One hog producer in Nova Scotia is going to extraordinary measures to keep his farm free of a deadly pig virus.
A virus known as Porcine Epidemic Diarrhea (PED) originated in China and has been confirmed in Manitoba, Ontario and Prince Edward Island.
Porcine epidemic diarrhea poses no risk to people, but it’s having a dramatic effect on the pork industry.
The virus is highly contagious and it has already killed millions of piglets in the United States. So far, vaccines haven't worked.
Terry Beck, a Nova Scotia farmer, doesn’t want to risk his livestock. Instead of having trucks go to his farm to pick up hogs to take to slaughter, Beck drives his hogs a few kilometres down the road to meet the truck.

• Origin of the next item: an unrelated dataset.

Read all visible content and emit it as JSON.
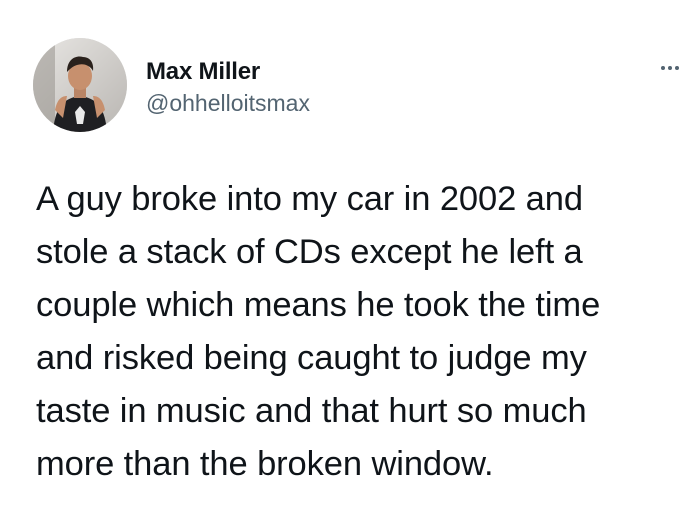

“I've got gloves here, latex gloves just so I'm not picking anything up from the truck if I happen to touch it. And I'm trying to avoid that so that I'm not going to track this back home," he said.
Truck driver Jonathan Huber travelled from Ontario to pick up some of Beck’s hogs. Ontario has 20 confirmed cases of the virus so he understands why local producers don't allow him anywhere near their farms.
"It's very serious. It's enough to put a lot of farmers out of business if they get it," said Huber.
"It's a risk, but you know the trailer is freshly washed and it's got all fresh new bedding and you know clean coveralls and plastic boots to prevent the spread as much as we possibly can."
The threat is so serious that Beck and Huber don’t even shake hands during the transfer. With a little prodding, 15 hogs worth $3,100 to Beck move from one truck to the other.
To date, Nova Scotia is free of PED. Beck's hoping to keep it that way.
"Even though we do all these measures there's no guarantee. There just isn't a guarantee that we have done enough to prevent this from coming here," he said.
After moving the pigs from Beck’s white truck to the larger one destined for the slaughterhouse, Beck's truck is now considered contaminated. The truck will not go near Beck's farm again for another 36 hours.